Ex-Im reviewing nearly $2 billion in applications for space industry projects

Science

WASHINGTON — The Export-Import Bank of the United States is evaluating nearly $2 billion in applications to finance space industry sales as it seeks to return to a field that has changed significantly over the last few years.

The Ex-Im Bank had been a major source of financing for commercial satellites and launches prior to its lapse in authorization in 2015 and lack of a board quorum, which prevented it from approving deals larger than $10 million. Bank officials previously estimated it provided $5 billion in financing for sales of satellites and launches by U.S. companies prior to that hiatus.

With the bank’s quorum restored in May 2019, and a seven-year reauthorization passed in December 2019, Ex-Im is now getting back into the space industry. “We have no more issues of board quorums. We have no more issues of potentially lapsing charters,” said Stephen Renna, chief banking officer at Ex-Im, during a session of Euroconsult’s World Satellite Business Week Virtual Edition conference Nov. 10.

Renna said the bank is currently evaluating applications for export credit financing from the space industry. “Currently we have almost $2 billion in applications that we are actively working on right now, and easily another billion of business development opportunities that are in our pipeline,” he said.

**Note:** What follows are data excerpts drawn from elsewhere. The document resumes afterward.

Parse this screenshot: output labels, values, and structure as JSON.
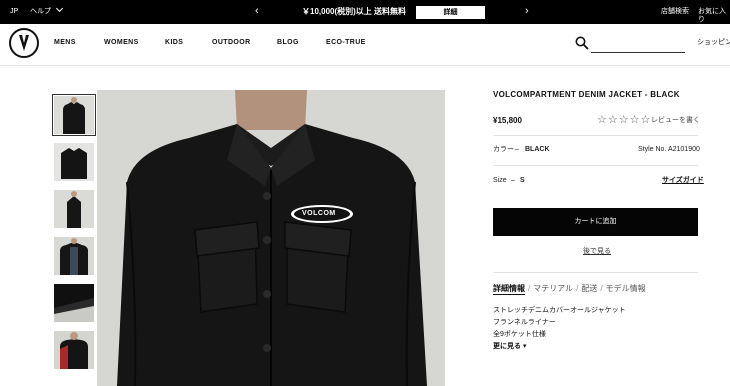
{
  "topbar": {
    "region": "JP",
    "help": "ヘルプ",
    "promo_prev": "‹",
    "promo_text": "￥10,000(税別)以上 送料無料",
    "promo_detail": "詳細",
    "promo_next": "›",
    "store_search": "店舗検索",
    "favorites": "お気に入り"
  },
  "header": {
    "nav": [
      "MENS",
      "WOMENS",
      "KIDS",
      "OUTDOOR",
      "BLOG",
      "ECO-TRUE"
    ],
    "search_placeholder": "",
    "shopping": "ショッピング"
  },
  "product": {
    "title": "VOLCOMPARTMENT DENIM JACKET - BLACK",
    "price": "¥15,800",
    "stars": "☆☆☆☆☆",
    "review_link": "レビューを書く",
    "color_label": "カラー",
    "color_dash": "–",
    "color_value": "BLACK",
    "style_no": "Style No. A2101900",
    "size_label": "Size",
    "size_dash": "–",
    "size_value": "S",
    "size_guide": "サイズガイド",
    "add_to_cart": "カートに追加",
    "save_later": "後で見る",
    "tabs": [
      "詳細情報",
      "マテリアル",
      "配送",
      "モデル情報"
    ],
    "description": [
      "ストレッチデニムカバーオールジャケット",
      "フランネルライナー",
      "全9ポケット仕様"
    ],
    "more": "更に見る ▾",
    "chest_logo": "VOLCOM"
  },
  "colors": {
    "accent": "#000000",
    "brand_green": "#2e7d3a"
  }
}
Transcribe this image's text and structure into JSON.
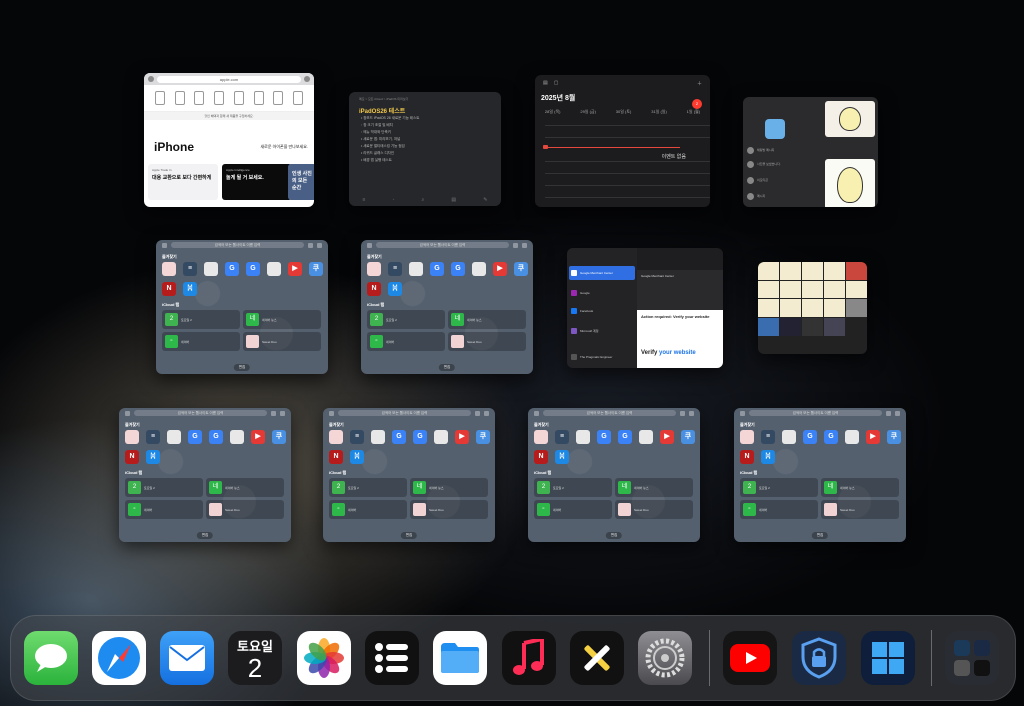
{
  "safari_window": {
    "address": "apple.com",
    "promo": "할인 혜택과 함께 새 제품을 구입하세요.",
    "hero_title": "iPhone",
    "hero_sub": "새로운 아이폰을 만나보세요.",
    "cards": [
      {
        "t1": "Apple Trade In",
        "t2": "대용 교환으로 보다 간편하게"
      },
      {
        "t1": "Apple Intelligence",
        "t2": "놀게 될 거 보세요."
      },
      {
        "t1": "",
        "t2": "인생 사진의 모든 순간"
      }
    ]
  },
  "notes_window": {
    "crumb": "메모 > 모든 iCloud > iPadOS 미리보기",
    "title": "iPadOS26 테스트",
    "lines": [
      "• 창모드 iPadOS 26 새로운 기능 테스트",
      "   ◦ 창 크기 조절 및 배치",
      "   ◦ 메뉴 막대와 단축키",
      "• 새로운 앱: 미리보기, 저널",
      "• 새로운 멀티태스킹 기능 점검",
      "• 리퀴드 글래스 디자인",
      "• 배경 앱 실행 테스트"
    ],
    "tools": [
      "≡",
      "◦",
      "⌕",
      "▤",
      "✎"
    ]
  },
  "calendar_window": {
    "title": "2025년 8월",
    "days": [
      "28일 (목)",
      "29일 (금)",
      "30일 (토)",
      "31일 (일)",
      "1일 (월)"
    ],
    "badge": "2",
    "no_events": "이벤트 없음"
  },
  "kakao_window": {
    "rows": [
      {
        "name": "친구1",
        "msg": "채팅방 메시지"
      },
      {
        "name": "친구2",
        "msg": "사진을 보냈습니다."
      },
      {
        "name": "친구3",
        "msg": "이모티콘"
      },
      {
        "name": "친구4",
        "msg": "메시지"
      }
    ]
  },
  "start_page": {
    "address": "검색어 또는 웹사이트 이름 입력",
    "favorites_label": "즐겨찾기",
    "icloud_label": "iCloud 탭",
    "edit_label": "편집",
    "favorite_icons": [
      {
        "glyph": "",
        "color": "#f4d6d6"
      },
      {
        "glyph": "≡",
        "color": "#344a63"
      },
      {
        "glyph": "",
        "color": "#e8e8e8"
      },
      {
        "glyph": "G",
        "color": "#3b82f6"
      },
      {
        "glyph": "G",
        "color": "#3b82f6"
      },
      {
        "glyph": "",
        "color": "#e8e8e8"
      },
      {
        "glyph": "▶",
        "color": "#e53935"
      },
      {
        "glyph": "쿠",
        "color": "#4a90e2"
      },
      {
        "glyph": "N",
        "color": "#b71c1c"
      },
      {
        "glyph": "ᛞ",
        "color": "#1e88e5"
      }
    ],
    "tiles": [
      {
        "glyph": "2",
        "color": "#3fb34f",
        "text": "토요일 2"
      },
      {
        "glyph": "네",
        "color": "#2eb84a",
        "text": "네이버 뉴스"
      },
      {
        "glyph": "▫",
        "color": "#2eb84a",
        "text": "네이버"
      },
      {
        "glyph": "",
        "color": "#f1d3d3",
        "text": "Sweet Duo"
      }
    ]
  },
  "mail_window": {
    "items": [
      {
        "title": "Google Merchant Center",
        "color": "#4285f4"
      },
      {
        "title": "Google",
        "color": "#9c27b0"
      },
      {
        "title": "Facebook",
        "color": "#1877f2"
      },
      {
        "title": "Microsoft 계정",
        "color": "#7e57c2"
      },
      {
        "title": "The Pragmatic Engineer",
        "color": "#333"
      }
    ],
    "action": "Action required: Verify your website",
    "verify": "Verify",
    "verify_rest": "your website",
    "sender": "Google Merchant Center"
  },
  "dock": {
    "calendar_day": "토요일",
    "calendar_date": "2"
  }
}
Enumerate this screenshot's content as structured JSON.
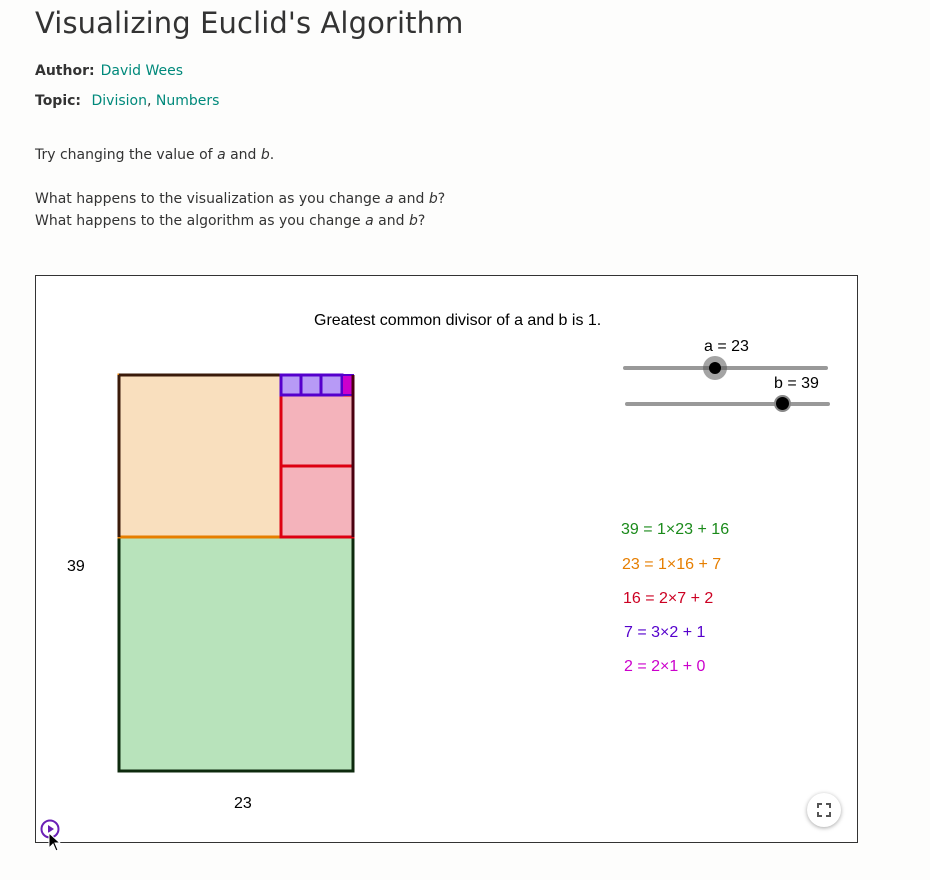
{
  "page": {
    "title": "Visualizing Euclid's Algorithm",
    "author_label": "Author:",
    "author_name": "David Wees",
    "topic_label": "Topic:",
    "topic_1": "Division",
    "topic_sep": ",",
    "topic_2": "Numbers",
    "line1_a": "Try changing the value of ",
    "line1_var_a": "a",
    "line1_mid": " and ",
    "line1_var_b": "b",
    "line1_end": ".",
    "line2_a": "What happens to the visualization as you change ",
    "line2_var_a": "a",
    "line2_mid": " and ",
    "line2_var_b": "b",
    "line2_end": "?",
    "line3_a": "What happens to the algorithm as you change ",
    "line3_var_a": "a",
    "line3_mid": " and ",
    "line3_var_b": "b",
    "line3_end": "?"
  },
  "applet": {
    "gcd_text": "Greatest common divisor of a and b is 1.",
    "slider_a_label": "a = 23",
    "slider_b_label": "b = 39",
    "slider_a_value": 23,
    "slider_b_value": 39,
    "height_label": "39",
    "width_label": "23",
    "equations": [
      {
        "text": "39 = 1×23 + 16",
        "color": "#1a8a1a"
      },
      {
        "text": "23 = 1×16 + 7",
        "color": "#e67e00"
      },
      {
        "text": "16 = 2×7 + 2",
        "color": "#cc0022"
      },
      {
        "text": "7 = 3×2 + 1",
        "color": "#5500cc"
      },
      {
        "text": "2 = 2×1 + 0",
        "color": "#cc00cc"
      }
    ],
    "icons": {
      "fullscreen": "fullscreen-icon",
      "play": "play-icon",
      "cursor": "mouse-cursor-icon"
    },
    "colors": {
      "green_fill": "#b8e3bb",
      "green_border": "#0d2a0d",
      "orange_fill": "#f9dfbe",
      "orange_border": "#e67e00",
      "red_fill": "#f4b3bb",
      "red_border": "#dd0011",
      "purple_fill": "#b79af6",
      "purple_border": "#5500cc",
      "magenta": "#cc00cc"
    }
  }
}
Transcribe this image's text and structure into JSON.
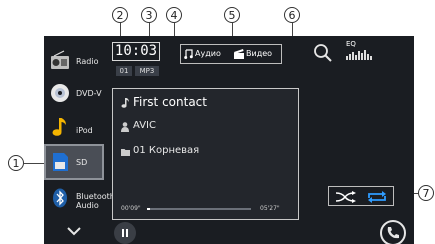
{
  "clock": "10:03",
  "sources": [
    {
      "id": "radio",
      "label": "Radio",
      "icon": "radio-icon"
    },
    {
      "id": "dvdv",
      "label": "DVD-V",
      "icon": "disc-icon"
    },
    {
      "id": "ipod",
      "label": "iPod",
      "icon": "music-note-icon"
    },
    {
      "id": "sd",
      "label": "SD",
      "icon": "sd-card-icon",
      "active": true
    },
    {
      "id": "bluetooth",
      "label": "Bluetooth Audio",
      "icon": "bluetooth-icon"
    }
  ],
  "status": {
    "folder_number": "01",
    "format": "MP3"
  },
  "filters": [
    {
      "label": "Аудио",
      "icon": "audio-note-icon"
    },
    {
      "label": "Видео",
      "icon": "video-clapper-icon"
    }
  ],
  "eq_label": "EQ",
  "track": {
    "title": "First contact",
    "artist": "AVIC",
    "folder": "01 Корневая",
    "elapsed": "00'09\"",
    "total": "05'27\"",
    "progress": 0.03
  },
  "callouts": [
    "1",
    "2",
    "3",
    "4",
    "5",
    "6",
    "7"
  ],
  "colors": {
    "accent_blue": "#2f9cff",
    "screen_bg": "#1a1d22",
    "active_bg": "#4a4e56"
  }
}
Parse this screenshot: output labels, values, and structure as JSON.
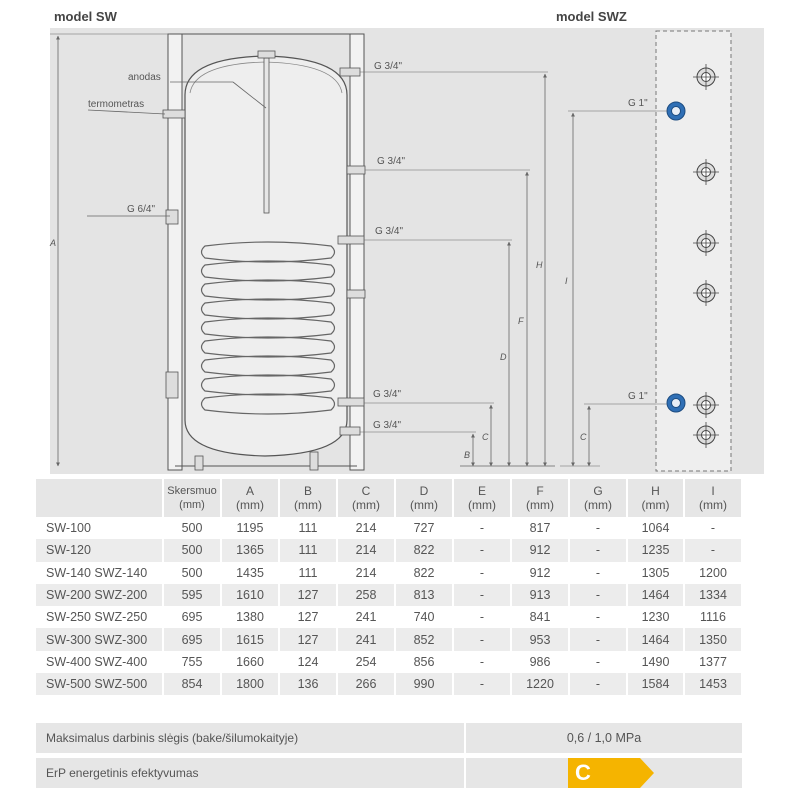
{
  "diagram": {
    "title_left": "model SW",
    "title_right": "model SWZ",
    "labels": {
      "anodas": "anodas",
      "termometras": "termometras",
      "g64": "G 6/4\"",
      "g34": "G 3/4\"",
      "g1": "G 1\""
    },
    "dims": {
      "a": "A",
      "b": "B",
      "c": "C",
      "d": "D",
      "f": "F",
      "h": "H",
      "i": "I"
    },
    "colors": {
      "accent_port": "#2f6fb5",
      "tank_fill": "#efefef",
      "panel_fill": "#eeeeee"
    }
  },
  "table": {
    "headers": [
      {
        "top": "",
        "bottom": ""
      },
      {
        "top": "Skersmuo",
        "bottom": "(mm)"
      },
      {
        "top": "A",
        "bottom": "(mm)"
      },
      {
        "top": "B",
        "bottom": "(mm)"
      },
      {
        "top": "C",
        "bottom": "(mm)"
      },
      {
        "top": "D",
        "bottom": "(mm)"
      },
      {
        "top": "E",
        "bottom": "(mm)"
      },
      {
        "top": "F",
        "bottom": "(mm)"
      },
      {
        "top": "G",
        "bottom": "(mm)"
      },
      {
        "top": "H",
        "bottom": "(mm)"
      },
      {
        "top": "I",
        "bottom": "(mm)"
      }
    ],
    "rows": [
      [
        "SW-100",
        "500",
        "1195",
        "111",
        "214",
        "727",
        "-",
        "817",
        "-",
        "1064",
        "-"
      ],
      [
        "SW-120",
        "500",
        "1365",
        "111",
        "214",
        "822",
        "-",
        "912",
        "-",
        "1235",
        "-"
      ],
      [
        "SW-140 SWZ-140",
        "500",
        "1435",
        "111",
        "214",
        "822",
        "-",
        "912",
        "-",
        "1305",
        "1200"
      ],
      [
        "SW-200 SWZ-200",
        "595",
        "1610",
        "127",
        "258",
        "813",
        "-",
        "913",
        "-",
        "1464",
        "1334"
      ],
      [
        "SW-250 SWZ-250",
        "695",
        "1380",
        "127",
        "241",
        "740",
        "-",
        "841",
        "-",
        "1230",
        "1116"
      ],
      [
        "SW-300 SWZ-300",
        "695",
        "1615",
        "127",
        "241",
        "852",
        "-",
        "953",
        "-",
        "1464",
        "1350"
      ],
      [
        "SW-400 SWZ-400",
        "755",
        "1660",
        "124",
        "254",
        "856",
        "-",
        "986",
        "-",
        "1490",
        "1377"
      ],
      [
        "SW-500 SWZ-500",
        "854",
        "1800",
        "136",
        "266",
        "990",
        "-",
        "1220",
        "-",
        "1584",
        "1453"
      ]
    ]
  },
  "footer": {
    "pressure_label": "Maksimalus darbinis slėgis (bake/šilumokaityje)",
    "pressure_value": "0,6 / 1,0 MPa",
    "erp_label": "ErP energetinis efektyvumas",
    "erp_class": "C",
    "erp_color": "#f5b400"
  }
}
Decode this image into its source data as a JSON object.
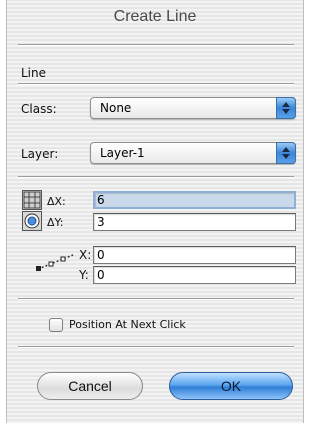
{
  "window": {
    "title": "Create Line"
  },
  "section": {
    "title": "Line"
  },
  "class_row": {
    "label": "Class:",
    "value": "None"
  },
  "layer_row": {
    "label": "Layer:",
    "value": "Layer-1"
  },
  "delta": {
    "dx_label": "ΔX:",
    "dx_value": "6",
    "dy_label": "ΔY:",
    "dy_value": "3"
  },
  "position": {
    "x_label": "X:",
    "x_value": "0",
    "y_label": "Y:",
    "y_value": "0"
  },
  "options": {
    "position_at_next_click": "Position At Next Click",
    "checked": false
  },
  "buttons": {
    "cancel": "Cancel",
    "ok": "OK"
  },
  "colors": {
    "accent": "#3b86d8",
    "focus": "#c9d9ea"
  },
  "icons": {
    "grid": "grid-icon",
    "radio_target": "target-icon",
    "line_points": "line-points-icon"
  }
}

He didn’t go into specifics on the applications under review, but said they went beyond the types of deals Ex-Im approved before its hiatus, which were primarily for the construction and launch of geostationary communications satellites. “The industry has changed significantly as far as the technology and also the companies that are involved,” he said.

However, he suggested Ex-Im was cautious about supporting some ventures with new technologies. “We have to be involved in a technology that is proven,” Renna said. “There has to be a commercial viability so we can underwrite it to get to this reasonable assurance of repayment.”

Another change in the industry has been a broader availability of capital, at least before the pandemic shook up financial markets earlier this year. Renna said Ex-Im sees its place in the industry to help projects with large upfront costs that might be difficult to finance exclusively with private capital.

“Our role is to fill financing gaps that the private sector cannot fill,” he said, be they small or large projects. “When you have export credit agencies in there taking early risks as lenders in the development stage, that can also draw in private sector lenders behind that to also fill in gaps.”

“There are a lot of factors that have to come together to make it work, but it’s really the only option that is available to particularly these larger space technology projects,” he said.